表3に残りの試料の熱伝導率の結果をまとめます。Sn組成の増加とともに熱伝導率が 0.50 W/mK から 0.44 W/mK に低下することが分かりました。この結果は最小熱伝導率モデル*4で計算されるアモルファス限界値と合致することが分かりました。
図2.a-Ge1-xSnx薄膜4種をInFocusFDTRで測定して得られた位相(縦軸)と変調周波数(横軸)のプロット。再現性を確認するために各試料の測定を3回い、その結果を色違いの円で図示しました。
図3 (a).3つのa-Geデータの位相データの平均値(丸印)とベストフィット曲線(実線)を、熱伝導率(k)を±20%変化させて得られた解(点線)と共に示した図。(b).a-Ge薄膜を3回測定した位相データ(円)のばらつきと、kを±10%、±20%変化させて得た解(点線)の比較。

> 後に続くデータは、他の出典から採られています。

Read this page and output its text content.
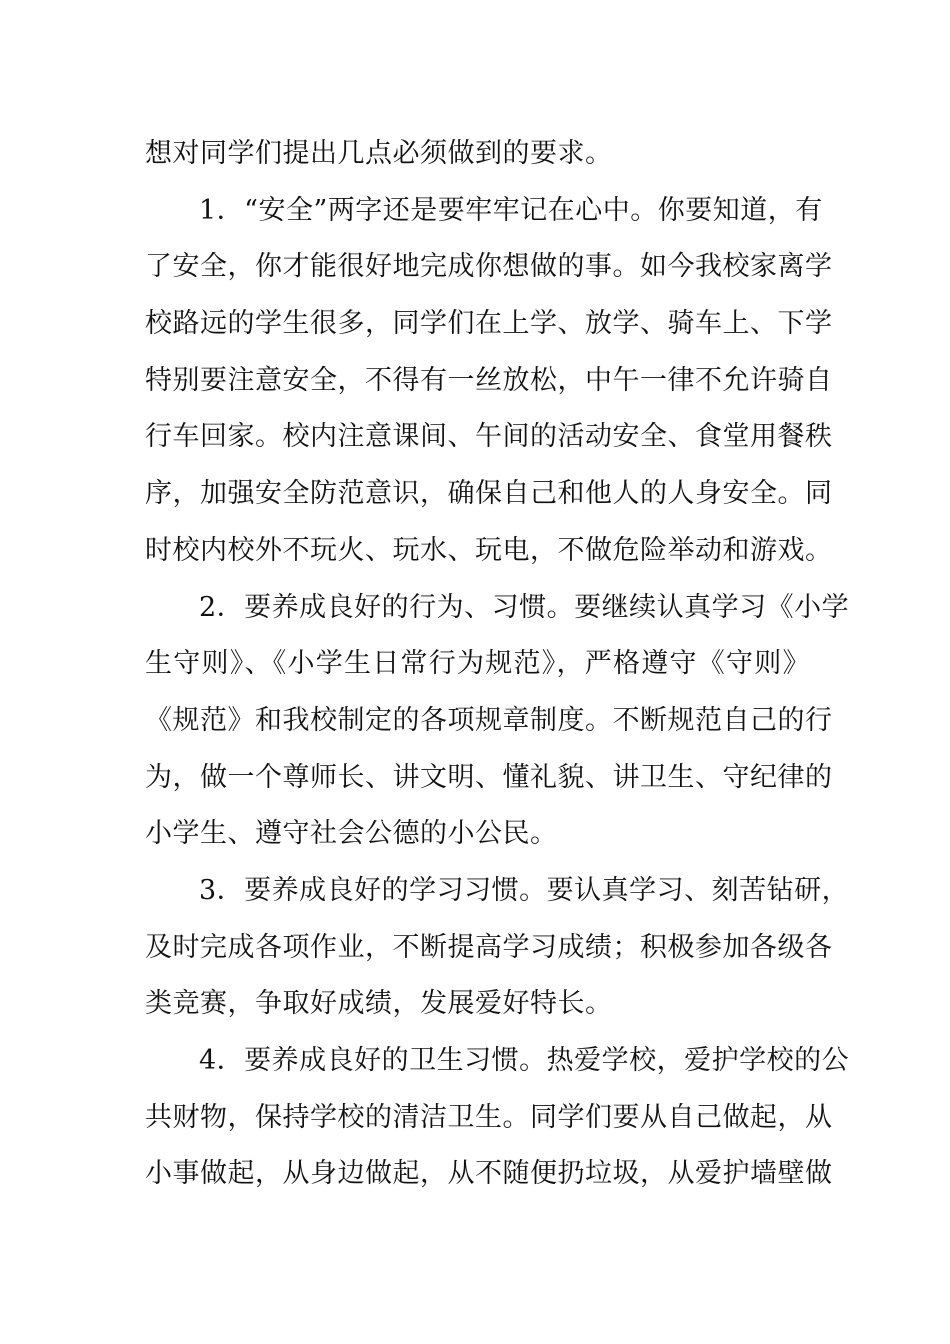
想对同学们提出几点必须做到的要求。
1．“安全”两字还是要牢牢记在心中。你要知道，有
了安全，你才能很好地完成你想做的事。如今我校家离学
校路远的学生很多，同学们在上学、放学、骑车上、下学
特别要注意安全，不得有一丝放松，中午一律不允许骑自
行车回家。校内注意课间、午间的活动安全、食堂用餐秩
序，加强安全防范意识，确保自己和他人的人身安全。同
时校内校外不玩火、玩水、玩电，不做危险举动和游戏。
2．要养成良好的行为、习惯。要继续认真学习《小学
生守则》、《小学生日常行为规范》，严格遵守《守则》
《规范》和我校制定的各项规章制度。不断规范自己的行
为，做一个尊师长、讲文明、懂礼貌、讲卫生、守纪律的
小学生、遵守社会公德的小公民。
3．要养成良好的学习习惯。要认真学习、刻苦钻研，
及时完成各项作业，不断提高学习成绩；积极参加各级各
类竞赛，争取好成绩，发展爱好特长。
4．要养成良好的卫生习惯。热爱学校，爱护学校的公
共财物，保持学校的清洁卫生。同学们要从自己做起，从
小事做起，从身边做起，从不随便扔垃圾，从爱护墙壁做
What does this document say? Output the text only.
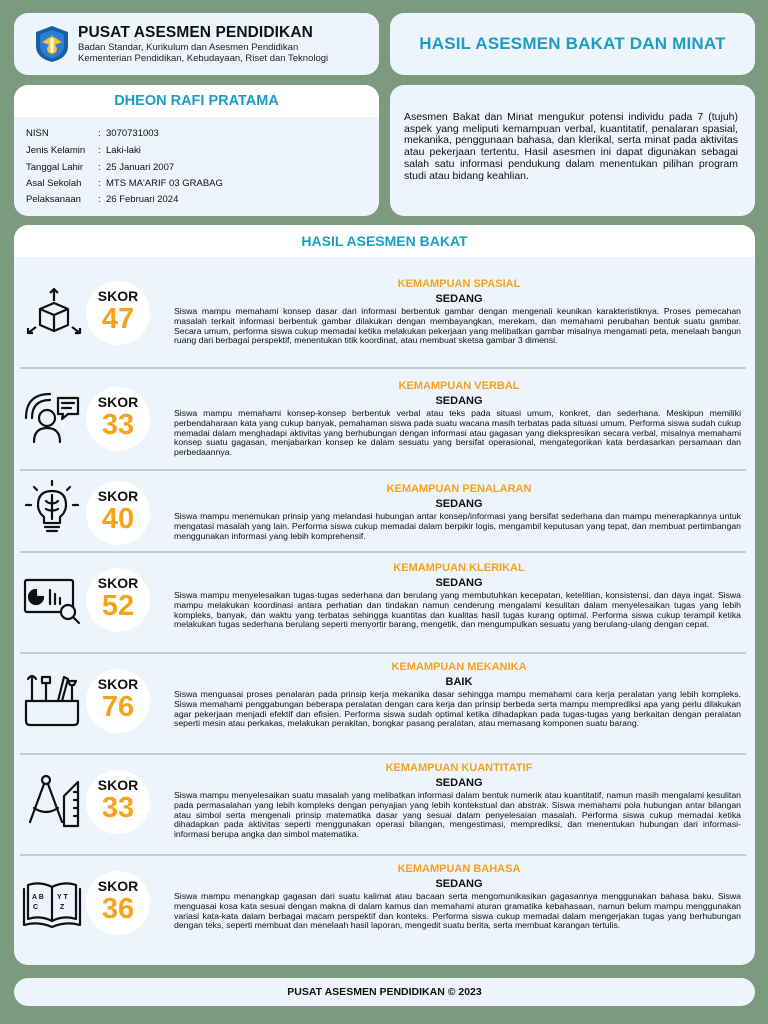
PUSAT ASESMEN PENDIDIKAN
Badan Standar, Kurikulum dan Asesmen Pendidikan
Kementerian Pendidikan, Kebudayaan, Riset dan Teknologi
HASIL ASESMEN BAKAT DAN MINAT
DHEON RAFI PRATAMA
NISN	: 3070731003
Jenis Kelamin	: Laki-laki
Tanggal Lahir	: 25 Januari 2007
Asal Sekolah	: MTS MA'ARIF 03 GRABAG
Pelaksanaan	: 26 Februari 2024
Asesmen Bakat dan Minat mengukur potensi individu pada 7 (tujuh) aspek yang meliputi kemampuan verbal, kuantitatif, penalaran spasial, mekanika, penggunaan bahasa, dan klerikal, serta minat pada aktivitas atau pekerjaan tertentu. Hasil asesmen ini dapat digunakan sebagai salah satu informasi pendukung dalam menentukan pilihan program studi atau bidang keahlian.
HASIL ASESMEN BAKAT
SKOR
47
KEMAMPUAN SPASIAL
SEDANG
Siswa mampu memahami konsep dasar dari informasi berbentuk gambar dengan mengenali keunikan karakteristiknya. Proses pemecahan masalah terkait informasi berbentuk gambar dilakukan dengan membayangkan, merekam, dan memahami perubahan bentuk suatu gambar. Secara umum, performa siswa cukup memadai ketika melakukan pekerjaan yang melibatkan gambar misalnya mengamati peta, menelaah bangun ruang dari berbagai perspektif, menentukan titik koordinat, atau membuat sketsa gambar 3 dimensi.
SKOR
33
KEMAMPUAN VERBAL
SEDANG
Siswa mampu memahami konsep-konsep berbentuk verbal atau teks pada situasi umum, konkret, dan sederhana. Meskipun memiliki perbendaharaan kata yang cukup banyak, pemahaman siswa pada suatu wacana masih terbatas pada situasi umum. Performa siswa sudah cukup memadai dalam menghadapi aktivitas yang berhubungan dengan informasi atau gagasan yang diekspresikan secara verbal, misalnya memahami konsep suatu gagasan, menjabarkan konsep ke dalam sesuatu yang bersifat operasional, mengategorikan kata berdasarkan persamaan dan perbedaannya.
SKOR
40
KEMAMPUAN PENALARAN
SEDANG
Siswa mampu menemukan prinsip yang melandasi hubungan antar konsep/informasi yang bersifat sederhana dan mampu menerapkannya untuk mengatasi masalah yang lain. Performa siswa cukup memadai dalam berpikir logis, mengambil keputusan yang tepat, dan membuat pertimbangan menggunakan informasi yang lebih komprehensif.
SKOR
52
KEMAMPUAN KLERIKAL
SEDANG
Siswa mampu menyelesaikan tugas-tugas sederhana dan berulang yang membutuhkan kecepatan, ketelitian, konsistensi, dan daya ingat. Siswa mampu melakukan koordinasi antara perhatian dan tindakan namun cenderung mengalami kesulitan dalam menyelesaikan tugas yang lebih kompleks, banyak, dan waktu yang terbatas sehingga kuantitas dan kualitas hasil tugas kurang optimal. Performa siswa cukup terampil ketika melakukan tugas sederhana berulang seperti menyortir barang, mengetik, dan mengumpulkan sesuatu yang berulang-ulang dengan cepat.
SKOR
76
KEMAMPUAN MEKANIKA
BAIK
Siswa menguasai proses penalaran pada prinsip kerja mekanika dasar sehingga mampu memahami cara kerja peralatan yang lebih kompleks. Siswa memahami penggabungan beberapa peralatan dengan cara kerja dan prinsip berbeda serta mampu memprediksi apa yang perlu dilakukan agar pekerjaan menjadi efektif dan efisien. Performa siswa sudah optimal ketika dihadapkan pada tugas-tugas yang berkaitan dengan peralatan seperti mesin atau perkakas, melakukan perakitan, bongkar pasang peralatan, atau memasang komponen suatu barang.
SKOR
33
KEMAMPUAN KUANTITATIF
SEDANG
Siswa mampu menyelesaikan suatu masalah yang melibatkan informasi dalam bentuk numerik atau kuantitatif, namun masih mengalami kesulitan pada permasalahan yang lebih kompleks dengan penyajian yang lebih kontekstual dan abstrak. Siswa memahami pola hubungan antar bilangan atau simbol serta mengenali prinsip matematika dasar yang sesuai dalam penyelesaian masalah. Performa siswa cukup memadai ketika dihadapkan pada aktivitas seperti menggunakan operasi bilangan, mengestimasi, memprediksi, dan menentukan hubungan dari informasi-informasi berupa angka dan simbol matematika.
A B
C
Y T
Z
SKOR
36
KEMAMPUAN BAHASA
SEDANG
Siswa mampu menangkap gagasan dari suatu kalimat atau bacaan serta mengomunikasikan gagasannya menggunakan bahasa baku. Siswa menguasai kosa kata sesuai dengan makna di dalam kamus dan memahami aturan gramatika kebahasaan, namun belum mampu menggunakan variasi kata-kata dalam berbagai macam perspektif dan konteks. Performa siswa cukup memadai dalam mengerjakan tugas yang berhubungan dengan teks, seperti membuat dan menelaah hasil laporan, mengedit suatu berita, serta membuat karangan tertulis.
PUSAT ASESMEN PENDIDIKAN © 2023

表3 .a-Ge1-xSnx薄膜4種の熱伝導率の測定結果のまとめ。
結論
サイエンスエッジ社製のサーモリフレクタンス顕微鏡InFocusFDTRを用いて、Sn組成の異なるアモルファスGe1-xSnx薄膜の熱伝導率を測定することができました。この研究により、周波数領域サーモリフレクタンス(FDTR)法は、厚さ100 nm程度の薄膜材料の熱伝導率を正確に測定できる信頼性の高い手法であることが分かりました。サイエンスエッジ社製のサーモリフレクタンス顕微鏡InFocusFDTRは、薄型化や微細化が進む半導体デバイスの熱設計を最適化するための強力な熱物性計測ツールとなります。
謝辞
サンプルを提供してくださり、測定および本アプリケーションノートの原稿について有益なコメントをいただいた名古屋大学の黒澤先生、大岩様に深く感謝いたします。
参考文献
*1: Cahill et al., Phys. Rev. B 46, 6131 (1992).
*2: Cahill et al., Phys. Rev. B 37, 8773 (1988).
*3: Alvarez-Quintana et al., J. Appl. Phys 104(7) 074903 (2008).
*4: Khatami et al., Appl. Phys. Rev. 6, 014015 (2016).